R.C : Non, pas encore. On peut dire que Copé et Fillon en ont pâti, ont perdu des points. Ça se voit d’ailleurs dans le dernier sondage BVA, où leur image a chuté de huit points en quatre mois. Ils y laissent des problèmes, auront besoin de remonter dans leur propre opinion. Mais je ne pense pas que mécaniquement cela aille dans le profit d’un tel ou un tel. C’est mauvais pour les principaux acteurs, ce n’est pas encore bon pour les autres.

B : Le récent vote des motions reflète-t-il le déchirement au sein du parti ? Pour rappel, c’est celle de la Droite Forte qui est arrivée en tête (28 %) devant celle de la Droite sociale (22 %).
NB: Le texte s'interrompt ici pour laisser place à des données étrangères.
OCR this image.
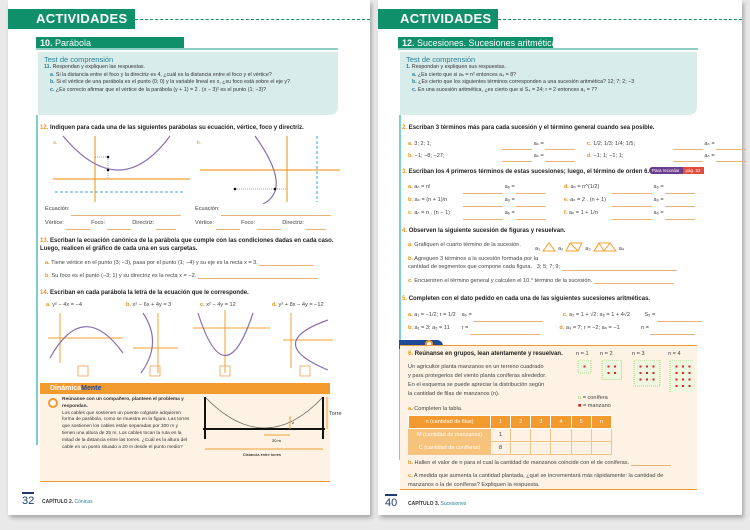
ACTIVIDADES
10. Parábola
Test de comprensión
11. Respondan y expliquen las respuestas.
a. Si la distancia entre el foco y la directriz es 4, ¿cuál es la distancia entre el foco y el vértice?
b. Si el vértice de una parábola es el punto (0; 0) y la variable lineal es x, ¿su foco está sobre el eje y?
c. ¿Es correcto afirmar que el vértice de la parábola (y + 1) = 2 . (x − 3)² es el punto (1; −3)?
12. Indiquen para cada una de las siguientes parábolas su ecuación, vértice, foco y directriz.
a.	b.
Ecuación:
Vértice:	Foco:	Directriz:
Ecuación:
Vértice:	Foco:	Directriz:
13. Escriban la ecuación canónica de la parábola que cumple con las condiciones dadas en cada caso.
Luego, realicen el gráfico de cada una en sus carpetas.
a. Tiene vértice en el punto (3; −3), pasa por el punto (1; −4) y su eje es la recta x = 3.
b. Su foco es el punto (−3; 1) y su directriz es la recta x = −2.
14. Escriban en cada parábola la letra de la ecuación que le corresponde.
a. y² − 4x = −4	b. x² − 6x + 4y = 3	c. x² − 4y = 12	d. y² + 8x − 4y = −12
DinámicaMente
Reúnanse con un compañero, planteen el problema y respondan.
Los cables que sostienen un puente colgante adquieren forma de parábola, como se muestra en la figura. Las torres que sostienen los cables están separadas por 300 m y tienen una altura de 25 m. Los cables tocan la ruta en la mitad de la distancia entre las torres. ¿Cuál es la altura del cable en un punto situado a 20 m desde el punto medio?
Torre
z
20 m
Distancia entre torres
32 CAPÍTULO 2. Cónicas
ACTIVIDADES
12. Sucesiones. Sucesiones aritméticas
Test de comprensión
1. Respondan y expliquen sus respuestas.
a. ¿Es cierto que si aₙ = n² entonces a₄ = 8?
b. ¿Es cierto que los siguientes términos corresponden a una sucesión aritmética? 12; 7; 2; −3
c. En una sucesión aritmética, ¿es cierto que si S₄ = 24; r = 2 entonces a₁ = 7?
2. Escriban 3 términos más para cada sucesión y el término general cuando sea posible.
a. 3; 2; 1;	aₙ =	c. 1/2; 1/3; 1/4; 1/5;	aₙ =
b. −1; −8; −27;	aₙ =	d. −1; 1; −1; 1;	aₙ =
3. Escriban los 4 primeros términos de estas sucesiones; luego, el término de orden 6. Para recordar pág. 53
a. aₙ = n!	a₆ =	d. aₙ = n^(1/2)	a₆ =
b. aₙ = (n + 1)/n	a₆ =	e. aₙ = 2 . (n + 1)	a₆ =
c. aₙ = n . (n − 1)	a₆ =	f. aₙ = 1 + 1/n	a₆ =
4. Observen la siguiente sucesión de figuras y resuelvan.
a. Grafiquen el cuarto término de la sucesión.
a₁	a₂	a₃	a₄
b. Agreguen 3 términos a la sucesión formada por la
cantidad de segmentos que compone cada figura. 3; 5; 7; 9;
c. Encuentren el término general y calculen el 10.° término de la sucesión.
5. Completen con el dato pedido en cada una de las siguientes sucesiones aritméticas.
a. a₁ = −1/2; r = 1/2 a₉ =	c. a₂ = 1 + √2; a₆ = 1 + 4√2	S₅ =
b. a₁ = 3; a₅ = 11 r =	d. a₃ = 7; r = −2; aₙ = −1	n =
6. Reúnanse en grupos, lean atentamente y resuelvan.
Un agricultor planta manzanos en un terreno cuadrado
y para protegerlos del viento planta coníferas alrededor.
En el esquema se puede apreciar la distribución según
la cantidad de filas de manzanos (n).
n = 1 n = 2	n = 3	n = 4
o = conífera
■ = manzano
a. Completen la tabla.
n (cantidad de filas)	1	2	3	4	5	n
M (cantidad de manzanos)	1					
C (cantidad de coníferas)	8					
b. Hallen el valor de n para el cual la cantidad de manzanos coincide con el de coníferas.
c. A medida que aumenta la cantidad plantada, ¿qué se incrementará más rápidamente: la cantidad de
manzanos o la de coníferas? Expliquen la respuesta.
40 CAPÍTULO 3. Sucesiones
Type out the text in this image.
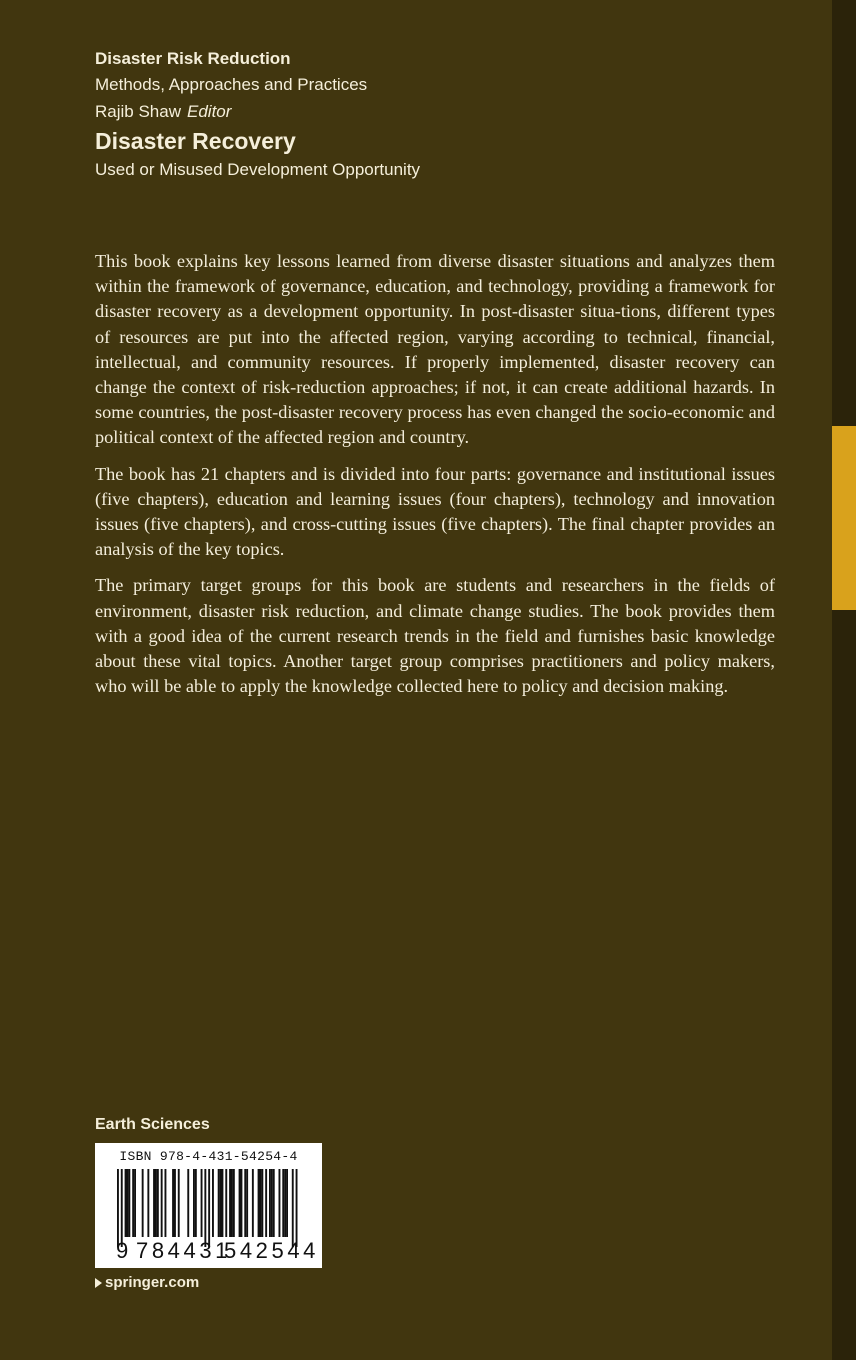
Disaster Risk Reduction
Methods, Approaches and Practices
Rajib Shaw Editor
Disaster Recovery
Used or Misused Development Opportunity

This book explains key lessons learned from diverse disaster situations and analyzes them within the framework of governance, education, and technology, providing a framework for disaster recovery as a development opportunity. In post-disaster situa-tions, different types of resources are put into the affected region, varying according to technical, financial, intellectual, and community resources. If properly implemented, disaster recovery can change the context of risk-reduction approaches; if not, it can create additional hazards. In some countries, the post-disaster recovery process has even changed the socio-economic and political context of the affected region and country.

The book has 21 chapters and is divided into four parts: governance and institutional issues (five chapters), education and learning issues (four chapters), technology and innovation issues (five chapters), and cross-cutting issues (five chapters). The final chapter provides an analysis of the key topics.

The primary target groups for this book are students and researchers in the fields of environment, disaster risk reduction, and climate change studies. The book provides them with a good idea of the current research trends in the field and furnishes basic knowledge about these vital topics. Another target group comprises practitioners and policy makers, who will be able to apply the knowledge collected here to policy and decision making.

Earth Sciences
ISBN 978-4-431-54254-4
9 784431
542544
springer.com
R.C : Cela montre bien qu’il y a un vrai débat idéologique profond au sein de l’UMP. Entre ce que certains avaient appelé la « dérive droitière » de la campagne de Sarkozy et la « gêne » de la droite centriste, modérée, républicaine et traditionnelle, il y a vraiment un problème. L’UMP, c’est la conjonction de ces deux courants-là. Le résultat des motions montre bien que la stratégie de droitisation est vraiment suivie, semble-t-il, par une petite majorité, mais pas par tous. Il y a quand même une droite sociale, une droite humaniste qui existe. Quand Chirac et Juppé ont créé le parti en 2002, c’était ça l’idée : on fait rassembler, on fait coexister toutes ces droites. Cela reste le problème d’aujourd’hui, sauf que le ton a monté.

B : Le centre et le FN sont-ils susceptibles de se renforcer suite aux évènements ?
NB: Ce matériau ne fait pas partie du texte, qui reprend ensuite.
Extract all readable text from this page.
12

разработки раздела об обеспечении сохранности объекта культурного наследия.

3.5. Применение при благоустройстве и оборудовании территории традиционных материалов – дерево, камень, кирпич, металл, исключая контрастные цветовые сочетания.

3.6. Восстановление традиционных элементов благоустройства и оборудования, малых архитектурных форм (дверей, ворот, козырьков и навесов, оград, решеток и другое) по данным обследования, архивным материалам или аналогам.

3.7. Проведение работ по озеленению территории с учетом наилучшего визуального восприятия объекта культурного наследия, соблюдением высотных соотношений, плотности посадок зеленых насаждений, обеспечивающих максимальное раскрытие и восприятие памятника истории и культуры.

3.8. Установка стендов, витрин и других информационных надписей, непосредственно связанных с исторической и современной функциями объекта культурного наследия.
R.C : Chaque fois qu’un parti a des problèmes graves, on dit que ce sont les partis autour qui vont en retirer les billes. Il faut bien savoir jouer le coup. Le Front national pointe le bout de son nez à chaque crise, mais celui qui a le plus beau coup à jouer, c’est Jean-Louis Borloo. Il a un nouveau parti, il a réussi à faire ce rassemblement du centre, sans Bayrou, mais il a rassemblé, et il a de bons sondages. On peut le considérer comme un type intéressant et l’UDI monte dans l’opinion publique. S’il joue bien le coup, il peut avoir une chance de récupérer une image de droite, centre-droit républicain, démocrate, humaniste et européen qui est mal représentée à l’UMP. Je ne pense pas que cela va faire beaucoup de transfuges chez les leaders. Il y a Pierre Méhaignerie, Jean Leonetti se pose la question… Mais chez les électeurs, si Borloo montre un certain allant, un certain brillant d’un parti qui paraît plus moderne, plus démocratique, il a un coup à jouer du côté de l’opinion.

B : L’UDI et le FN revendiquent déjà un afflux de nouveaux adhérents…

R.C : Moi aussi, j’ai plein d’amis qui ont adhéré dans ma boîte aux lettres. Ce sont des déclarations auxquelles il ne faut pas accorder le moindre intérêt.